Sec tRNA[Ser]Sec has additional features that distinguish it from all other tRNAs. For example, at 90 nucleotides in length, it is the longest eukaryotic tRNA sequenced to date (2, 24, 26, 39). This is due to an atypically long variable arm and the presence of 13 nucleotides in the acceptor and TΨC stem helices (where Ψ indicates pseudouridine) instead of the 12 normally found in all other tRNAs. Sec tRNA[Ser]Sec contains relatively few modified nucleotides (Fig. 2) compared to other tRNAs, which may have as many as 15 to 17 modified nucleotides. It may have up to six base pairs in the dihydrouracil stem instead of the three to four found in other tRNAs. Transcription of Sec tRNA[Ser]Sec is also unusual as it begins at the first nucleotide within the coding sequence (56) while all other tRNAs, whether they are of nuclear or organelle origin, have a 5′ leader sequence that must be processed. Sec tRNA[Ser]Sec, therefore, has a 5′ triphosphate on its terminal guanosine moiety. Many additional novel features of Sec tRNA[Ser]Sec transcription have also been reported, and this subject has been thoroughly reviewed elsewhere (42).

The Sec tRNA[Ser]Sec gene occurs in single copy in the genomes of all mammals examined thus far, including humans, mice, rats, rabbits, cattle, and Chinese hamsters (reference 10 and references therein). The primary sequence of the gene has also been determined in chickens, frogs, zebra fish, fruit flies, and nematodes (10); like that in mammals, it is 87 nucleotides long (the CCA terminus is added posttranscriptionally to make its final length of 90 nucleotides). The only exception to the occurrence of single-gene copy in the genomes of animals was found in zebra fish, where two gene copies exit (100). The genomes of humans and rabbits also encode one pseudogene, while that of Chinese hamsters encodes three pseudogenes.

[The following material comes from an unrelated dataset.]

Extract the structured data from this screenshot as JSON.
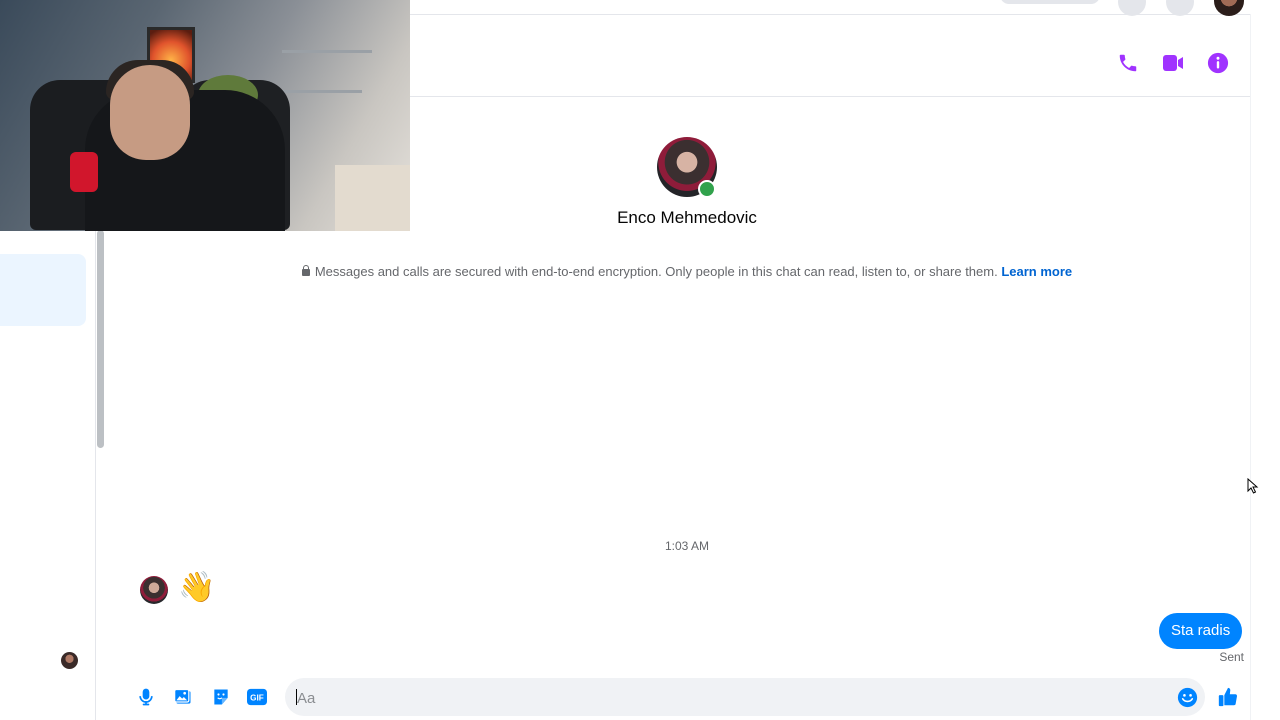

The Sec tRNA[Ser]Sec population in mammalian cells contains two major isoforms that differ from each other by a single methyl group in the wobble position (position 34) of the anticodon (see Fig. 2). One isoform contains methylcarboxymethyl-5′-uridine (mcm5U) at position 34, and the other contains methylcarboxymethyl-5′-uridine-2′-_O_-methylribose (2, 26). mcm5U is the precursor of mcm5Um (17, 50), and addition of this methyl group marks the final step in Sec tRNA[Ser]Sec maturation. Interestingly, the addition of this methyl group is responsive to selenium status (15, 26, 40), and its presence confers dramatic changes in tertiary structure (26). Efficient methylation of mcm5U to form mcm5Um requires the prior synthesis of each modified base (m1A at position 58, Ψ at position 55, and isopentenyladenosine [i6A] at position 37) and an intact tertiary structure (50). Synthesis of m1A, Ψ, i6A, and mcm5U was not connected to primary and tertiary structure as stringently as that of mcm5Um. These studies, as well as those demonstrating increased methylation at the 2′-_O_-ribose position in the presence of selenium (15, 26, 40) and alteration in tertiary structure with 2′-_O_-ribose methylation (26, 50), suggest that the two major Sec tRNA[Ser]Sec isoforms have different physiological roles.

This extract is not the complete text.